Tia, the forum included several simultaneous breakout sessions for different sports. I could only be in one session.
This past Friday there was high school basketball game at St. Louis in the gym. They did their part in keeping it as safe as possible they wore masks on and off the court. Don’t see why our kids can’t play because the mainland is full on playing high school sports.

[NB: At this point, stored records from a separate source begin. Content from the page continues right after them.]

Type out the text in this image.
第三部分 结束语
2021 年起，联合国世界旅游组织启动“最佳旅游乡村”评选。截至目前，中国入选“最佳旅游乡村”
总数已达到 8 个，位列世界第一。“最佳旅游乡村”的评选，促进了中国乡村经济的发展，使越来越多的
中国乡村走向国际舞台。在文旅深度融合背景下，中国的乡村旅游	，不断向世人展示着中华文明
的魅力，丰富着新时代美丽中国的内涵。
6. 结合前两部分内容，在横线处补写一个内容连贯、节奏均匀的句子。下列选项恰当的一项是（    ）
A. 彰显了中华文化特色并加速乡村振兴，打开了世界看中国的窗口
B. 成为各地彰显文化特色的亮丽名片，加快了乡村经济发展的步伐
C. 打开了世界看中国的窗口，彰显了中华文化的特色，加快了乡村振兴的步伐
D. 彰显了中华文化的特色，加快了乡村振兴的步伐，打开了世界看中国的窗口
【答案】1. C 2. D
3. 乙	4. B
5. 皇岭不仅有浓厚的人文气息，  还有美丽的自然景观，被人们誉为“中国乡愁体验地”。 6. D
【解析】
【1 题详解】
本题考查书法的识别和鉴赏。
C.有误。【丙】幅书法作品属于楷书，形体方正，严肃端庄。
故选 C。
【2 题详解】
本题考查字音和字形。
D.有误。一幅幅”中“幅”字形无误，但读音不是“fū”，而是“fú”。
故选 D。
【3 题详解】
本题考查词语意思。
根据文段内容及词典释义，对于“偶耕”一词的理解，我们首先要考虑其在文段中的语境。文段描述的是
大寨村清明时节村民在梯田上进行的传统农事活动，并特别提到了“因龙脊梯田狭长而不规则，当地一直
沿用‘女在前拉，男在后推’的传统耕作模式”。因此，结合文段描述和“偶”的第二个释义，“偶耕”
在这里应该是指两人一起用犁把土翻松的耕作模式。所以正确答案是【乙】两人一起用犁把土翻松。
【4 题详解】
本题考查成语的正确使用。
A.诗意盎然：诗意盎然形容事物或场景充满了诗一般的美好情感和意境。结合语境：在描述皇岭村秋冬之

I’m excited for sports to return and Chad’s plan is implemented every season during a normal year. I would like some clarification on how we safely return to football and other high contact sports. I’m in support of Chad’s advocacy of extreme hygiene but we all know that an infected player’s droplets being inhaled, swallowed, or entering through the eyes are the main avenues of contracting COVID-19. Will masks or goggles be worn? Will there be a strong push for physical distancing? Who takes care of the liability? Everyone is trying to mimic Utah but no one is talking about the testing protocols Utah implemented. I want sports back to help the keiki but I need more information.
Chad Owens has expressed multiple times (in the community Zoom forums) that protocols will be fully endorsed. In fact, he believes that club and school teams need to follow the protocols to the hilt and beyond if football is going to return by March. I agree with him 100 percent, especially about the lack of mask wearing by many athletes at this time.
Let the parents weigh the risk. They should be able to have a say. Great job Chad.